Colombia police officials arrested over Venezuela border smuggling

(Image credit: Q'Hubo)

Sixteen Colombian policemen were arrested Wednesday morning in a massive operation aimed at reducing the smuggling of contraband across the Venezuelan border.

After weeks of following the smuggling networks, the Prosecutor General’s investigative body arrested a total of 34 persons, including the 16 policemen, for allegedly facilitating the illegal trade of gasoline and meat at the frontier.

Authorities are currently investigating if the policemen, who according to Prosecutor General officials were stationed at the border in order to prevent illegal activity, also have ties to drug trafficking and drug dealing.

Venezuela has stepped up border closings since August, claiming that smuggling practices and drug trafficking have made the security situation on Venezuela’s side of the border unsustainable.

The ministers of defense of Colombia, Luis Carlos Villegas, and Venezuela, General Vladimir Padrino Lopez, met in October to address the issue.

The meeting produced a bilateral agenda to combat the issues of contraband, transnational organized crime, drug trafficking and paramilitarism at the border zone, which was closed by Venezuelan President Nicolas Maduro on August 19 and has led to the deportation of over 1,500 Colombians and the voluntary displacement of another 20,000.

The Colombian-Venezuelan border is a 1400-mile porous strip, tunneled by contraband sales of goods from family food baskets to petrol, diesel, automobile lubricants, fertilizers, cement, and other elements for industrial use.

Disparities in certain economic indicators between the two South American neighbors make this illegal practice a highly lucrative exercise.

For example, the abysmal difference that characterizes gasoline prices on either side of the dividing line have catalyzed the trade of this valuable resource in the past decade.
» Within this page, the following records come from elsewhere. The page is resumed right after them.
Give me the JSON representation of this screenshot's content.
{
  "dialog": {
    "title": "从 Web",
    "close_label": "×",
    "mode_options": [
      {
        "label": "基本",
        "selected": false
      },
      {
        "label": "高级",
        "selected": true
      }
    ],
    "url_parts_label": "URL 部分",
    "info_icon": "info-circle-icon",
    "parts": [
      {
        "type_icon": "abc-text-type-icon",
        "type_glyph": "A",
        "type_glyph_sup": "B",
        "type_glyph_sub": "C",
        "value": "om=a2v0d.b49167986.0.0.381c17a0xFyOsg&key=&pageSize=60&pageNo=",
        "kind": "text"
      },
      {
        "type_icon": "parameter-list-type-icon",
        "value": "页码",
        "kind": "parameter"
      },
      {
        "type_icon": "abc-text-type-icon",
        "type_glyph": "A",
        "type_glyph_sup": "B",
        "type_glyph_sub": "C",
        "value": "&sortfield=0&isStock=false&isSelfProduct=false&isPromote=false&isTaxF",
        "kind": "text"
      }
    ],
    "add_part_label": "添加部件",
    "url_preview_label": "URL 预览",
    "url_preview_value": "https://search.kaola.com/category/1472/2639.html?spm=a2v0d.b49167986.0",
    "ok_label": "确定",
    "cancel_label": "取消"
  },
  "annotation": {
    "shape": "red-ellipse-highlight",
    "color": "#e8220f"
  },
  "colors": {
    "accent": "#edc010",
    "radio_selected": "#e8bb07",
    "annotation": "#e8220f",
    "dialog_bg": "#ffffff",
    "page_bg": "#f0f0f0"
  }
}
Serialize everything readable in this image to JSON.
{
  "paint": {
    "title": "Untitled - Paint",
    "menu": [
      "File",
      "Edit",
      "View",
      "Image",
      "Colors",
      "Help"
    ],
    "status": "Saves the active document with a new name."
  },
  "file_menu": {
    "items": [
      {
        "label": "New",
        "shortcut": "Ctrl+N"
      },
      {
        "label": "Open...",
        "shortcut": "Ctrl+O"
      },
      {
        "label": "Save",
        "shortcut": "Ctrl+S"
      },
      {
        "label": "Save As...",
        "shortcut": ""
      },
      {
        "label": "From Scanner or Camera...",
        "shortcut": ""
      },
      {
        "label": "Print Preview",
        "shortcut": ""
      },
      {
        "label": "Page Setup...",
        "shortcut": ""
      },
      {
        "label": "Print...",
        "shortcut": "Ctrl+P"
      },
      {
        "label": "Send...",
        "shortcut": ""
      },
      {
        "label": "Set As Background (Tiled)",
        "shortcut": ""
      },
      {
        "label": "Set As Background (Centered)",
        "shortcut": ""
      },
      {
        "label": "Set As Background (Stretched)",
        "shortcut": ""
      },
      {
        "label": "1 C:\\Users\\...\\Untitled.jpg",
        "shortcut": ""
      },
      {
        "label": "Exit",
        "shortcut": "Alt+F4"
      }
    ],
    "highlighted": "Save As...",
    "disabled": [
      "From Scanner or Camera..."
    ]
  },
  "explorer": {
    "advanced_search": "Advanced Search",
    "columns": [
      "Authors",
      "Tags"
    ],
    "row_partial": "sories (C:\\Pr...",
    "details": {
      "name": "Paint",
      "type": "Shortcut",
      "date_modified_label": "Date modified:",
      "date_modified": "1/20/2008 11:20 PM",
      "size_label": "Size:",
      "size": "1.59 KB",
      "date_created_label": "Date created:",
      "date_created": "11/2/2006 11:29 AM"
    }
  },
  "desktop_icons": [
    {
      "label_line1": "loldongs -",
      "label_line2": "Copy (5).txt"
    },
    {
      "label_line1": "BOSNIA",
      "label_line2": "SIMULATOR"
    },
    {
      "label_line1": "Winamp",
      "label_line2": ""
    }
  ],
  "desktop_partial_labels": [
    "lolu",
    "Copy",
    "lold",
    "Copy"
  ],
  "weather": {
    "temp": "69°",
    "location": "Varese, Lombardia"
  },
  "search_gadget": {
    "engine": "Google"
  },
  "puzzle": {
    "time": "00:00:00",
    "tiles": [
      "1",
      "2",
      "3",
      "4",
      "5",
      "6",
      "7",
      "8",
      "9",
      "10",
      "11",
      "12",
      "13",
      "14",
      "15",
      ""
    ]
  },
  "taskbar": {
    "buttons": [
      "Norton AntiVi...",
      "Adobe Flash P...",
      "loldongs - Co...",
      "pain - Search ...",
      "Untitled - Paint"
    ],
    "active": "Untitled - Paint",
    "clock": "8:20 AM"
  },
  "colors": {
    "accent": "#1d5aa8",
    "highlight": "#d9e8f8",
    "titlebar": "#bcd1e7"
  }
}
According to 2012 World Bank figures, Venezuela held one of the most modest gas prices on the planet, at $0.02 USD per liter. Meanwhile in Colombia, the same amount of fuel cost $1.28 USD, representing an enormous profit opportunity for the underground market.

A historically low operability of institutions in the area also allowed the illegal business to prosper, eventually leading to the assembly of a complex network of supply, transport and commercialization carried out in the interstices of the permeable border.

Various illegal groups saw possibilities of wealth in the growing transnational trade, causing remnants of previously demobilized paramilitary members denominated the Urabeños criminal gang to set up camp in the area. Their presence, among others, created a structure of control over the contraband economy, especially gasoline.

At the end of October, Maduro cancelled all meetings with Colombian President Juan Manuel Santos scheduled for November concerning Venezuela’s unilateral closure of the border, and has stated that it will remain indefinitely closed.